Well, this morning was a bit busy. We had friends over who left around 10 something, and I finally got to sleep around 1 or so. Then at 0250 my cell phone buzzed. “Main server air intake too high: 77 deg F” Well, let’s see what happens in the next few minutes… same message. As I’m getting dressed to come downstairs and have a look at things, it continues to buzz every few minutes as the environmental sensor sends new traps to the management station. I login to it, and sure enough it’s warm – and even one of the machines in the room complained that its drives were getting hot inside the case. While I’m looking at things, I get the magical page: “Server room *WAY* too hot, shutting down Hydra” [our Beowulf cluster]. After watching to be sure Hydra shut down properly, I put on my shoes and left to head into the office, arriving just before 0400.
Sure enough, it was damned warm in there. The ecosaire (formerly Hiross) unit was cycling rapidly, an indication that it’s trying to cool and getting high head pressure enough to set off the auto-resetting control we installed so it wouldn’t trip permanently for a simple burp of air in the chilled water system. The Liebert unit was tripped on high head pressure, since we never installed such a device in it (and since it can run in “econo cool” mode, where it circulates chilled water through a coil inside the unit, more often than not we don’t need the compressor in there). So I turned off the ecosaire and called public safety to find out what’s going on with the chilled water.

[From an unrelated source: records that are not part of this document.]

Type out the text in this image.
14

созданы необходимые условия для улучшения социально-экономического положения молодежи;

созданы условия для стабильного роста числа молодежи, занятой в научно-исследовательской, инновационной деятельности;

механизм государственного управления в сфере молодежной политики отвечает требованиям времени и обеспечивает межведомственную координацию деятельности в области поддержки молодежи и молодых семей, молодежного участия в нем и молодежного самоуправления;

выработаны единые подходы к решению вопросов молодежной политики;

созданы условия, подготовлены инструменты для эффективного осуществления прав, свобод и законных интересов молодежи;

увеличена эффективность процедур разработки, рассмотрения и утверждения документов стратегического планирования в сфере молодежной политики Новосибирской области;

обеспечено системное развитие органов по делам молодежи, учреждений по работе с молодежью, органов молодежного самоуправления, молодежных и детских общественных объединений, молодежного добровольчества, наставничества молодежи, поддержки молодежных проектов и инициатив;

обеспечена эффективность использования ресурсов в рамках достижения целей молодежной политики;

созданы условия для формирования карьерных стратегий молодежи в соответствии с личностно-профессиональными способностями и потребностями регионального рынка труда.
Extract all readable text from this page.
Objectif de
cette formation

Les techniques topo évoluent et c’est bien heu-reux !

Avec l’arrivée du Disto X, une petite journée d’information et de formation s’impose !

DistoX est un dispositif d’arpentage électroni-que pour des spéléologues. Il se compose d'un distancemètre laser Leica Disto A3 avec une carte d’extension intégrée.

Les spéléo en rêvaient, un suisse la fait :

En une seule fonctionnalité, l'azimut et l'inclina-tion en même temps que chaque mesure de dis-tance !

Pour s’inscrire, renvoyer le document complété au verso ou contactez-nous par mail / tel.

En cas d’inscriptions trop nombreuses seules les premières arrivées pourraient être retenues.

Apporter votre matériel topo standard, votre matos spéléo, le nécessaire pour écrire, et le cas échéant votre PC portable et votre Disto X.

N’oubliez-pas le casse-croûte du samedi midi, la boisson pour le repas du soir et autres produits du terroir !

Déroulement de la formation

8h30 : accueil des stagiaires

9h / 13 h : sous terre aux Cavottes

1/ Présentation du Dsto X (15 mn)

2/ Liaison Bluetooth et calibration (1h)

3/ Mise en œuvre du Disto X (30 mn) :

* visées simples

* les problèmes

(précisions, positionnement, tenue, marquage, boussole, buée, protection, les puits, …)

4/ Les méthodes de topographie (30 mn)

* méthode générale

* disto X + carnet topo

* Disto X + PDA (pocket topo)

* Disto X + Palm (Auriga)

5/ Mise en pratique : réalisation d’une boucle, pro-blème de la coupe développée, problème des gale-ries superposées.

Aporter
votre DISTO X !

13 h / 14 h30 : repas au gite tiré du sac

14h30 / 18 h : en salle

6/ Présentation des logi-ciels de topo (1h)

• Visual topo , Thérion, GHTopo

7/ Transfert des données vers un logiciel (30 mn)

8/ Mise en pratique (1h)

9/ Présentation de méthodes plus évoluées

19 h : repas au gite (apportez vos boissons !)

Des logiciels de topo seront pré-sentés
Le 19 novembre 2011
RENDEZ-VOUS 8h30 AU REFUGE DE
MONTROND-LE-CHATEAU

As it turns out, there was some kind of catastrophic leak in the system, which forced them to turn off the pumps. That happened around 0200, but we didn’t see a problem until later because our unit is on a secondary loop within the building (so it was still circulating the whole time, just not getting any colder). I knew when the officer said “There’s a hazmat team on site” that it was probably going to be a long night. But actually, when I asked if she knew how long it would take, she said the system should be up shortly. So I stood and watched the thermometer on the pipes, and when it dropped from 70-something down to the 50s, I turned the A/C back on. Reset the high head pressure switch on the Liebert and it was happy, and between the two units the room cooled from the ~80F that it was down to ~65F in the amount of time it took me to have a smoke.
Fired up Hydra, and noticed that something seemed odd about the Liebert as the heat generators in the room spun back to life. Seemed like it would come on for a few seconds, and then shudder violently and turn the compressor off again. When doing this, the display would get all weird, like it had some sort of internal computer failure, but no errors or alarms were thrown up on the panel. After a couple times of doing this (one involving the lights in the room dimming, much to my dismay) I turned Hydra back off as well as the Liebert itself and called public safety again. “Would you please page whomever from HVAC is on duty tonight? I’m having some concerns about one of the units here…” “Hah.. page them? I’ll call them on the radio, they’re all already here.” Duh, if the chilled water died, a lot of units on campus might need attention. So they showed up, and of course I couldn’t make the unit act up again. Oh well.. they left eventually, and one of them called Liebert to have a technician come out and look over the unit (sure enough, he found something way out of adjustment that kept kicking the compressor off.. and I have to wonder if one particular moron “fixed” that setting to cause the problem).
At this point, it was about 0610, and in another 50 minutes OIT would be along to change our building network connections around – providing us with a gigabit feed to campus once we upgrade our firewall, and setting us up with a nice Cisco gigabit switch for future gigabit ports to things. So I putzed around in my office for a little bit, read some emails and websites, and went out for a smoke at 0657 finding one of OIT’s carts out front. By the time I walked around to the basement door and made it to the switch room, the cables were being dressed as the work was already finished. Ahh, something that went smoothly at least.
So, I made a couple tests, and verified everything was okay, and finally headed for home around 0735. Not too bad for two hours sleep I guess.